(653a) Techniques for the Examination of Aqueous and Nonaqueous Electrocatalytic N2 Reduction | AIChE

(653a) Techniques for the Examination of Aqueous and Nonaqueous Electrocatalytic N2 Reduction

Authors 

Nielander, A. - Presenter, Stanford University
Niemann, V., Stanford University
Benedek, P., Stanford University
Cargnello, M., Stanford University
Jaramillo, T., Stanford University
The electrocatalytic N2 reduction reaction (N2RR) offers an alternative route to the traditional Haber-Bosch method for production of NH3. Electrifying NH3 synthesis promises a route to the decarbonization and decentralization of ammonia production, which currently accounts for >1% of our annual CO2 emissions. While there have been many studies examining the electrochemically-driven production of NH3 in aqueous electrolytes at low-temperature (≤ 50o C) and low-pressure (≤20 bar), lithium-mediated N2 electroreduction in nonaqueous electrolytes at low-T and low-P has emerged as a promising method for obtaining reliable selectivity and activity toward NH3. The proposed mechanism of this Li-mediated N2RR method entails the production of reduced-Li species as key intermediates — these Li species are well-known to be reactive, introducing challenges in controlling and studying the solid-electrolyte interphase (SEI) that plays a crucial role in dictating electrochemical behavior.

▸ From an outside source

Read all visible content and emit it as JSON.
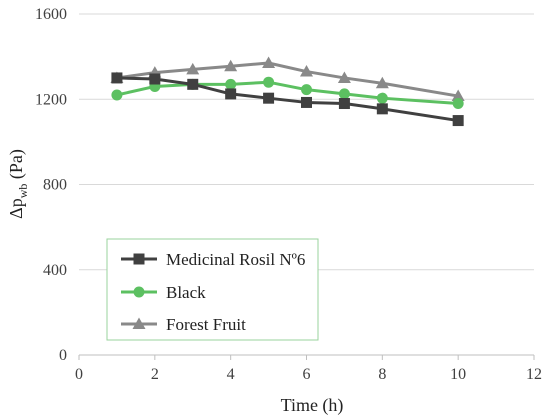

Herein, we review our efforts at SUNCAT to search for aqueous N2RR electrocatalysts, and we emphasize our recent work to improve our understanding of Li-mediated N2RR by developing complementary tools for operando interrogation of electrode-electrolyte interfaces. Among these tools, we are actively developing operando, time-resolved, neutron reflectometry as well as operando X-ray diffractometry (XRD). The neutron-based methods are inherently sensitive to Li and amorphous layers and serve as a complement to XRD methods that offer superior compositional insight for crystalline products. We have used them to observe the growth of apparent Li-rich SEI layers on one-minute timescales under applied current and under varying electrolyte conditions, opening an avenue to understand how changing electrolyte and potential/current conditions dictate the growth rate and composition of SEI layer formation from initial ‘t = 0 s’ conditions. Finally, we will discuss our recent exploration of directed chemical modification of the N2RR SEI layer using inorganic additives to attempt to exert control over the SEI and improve N2RR performance.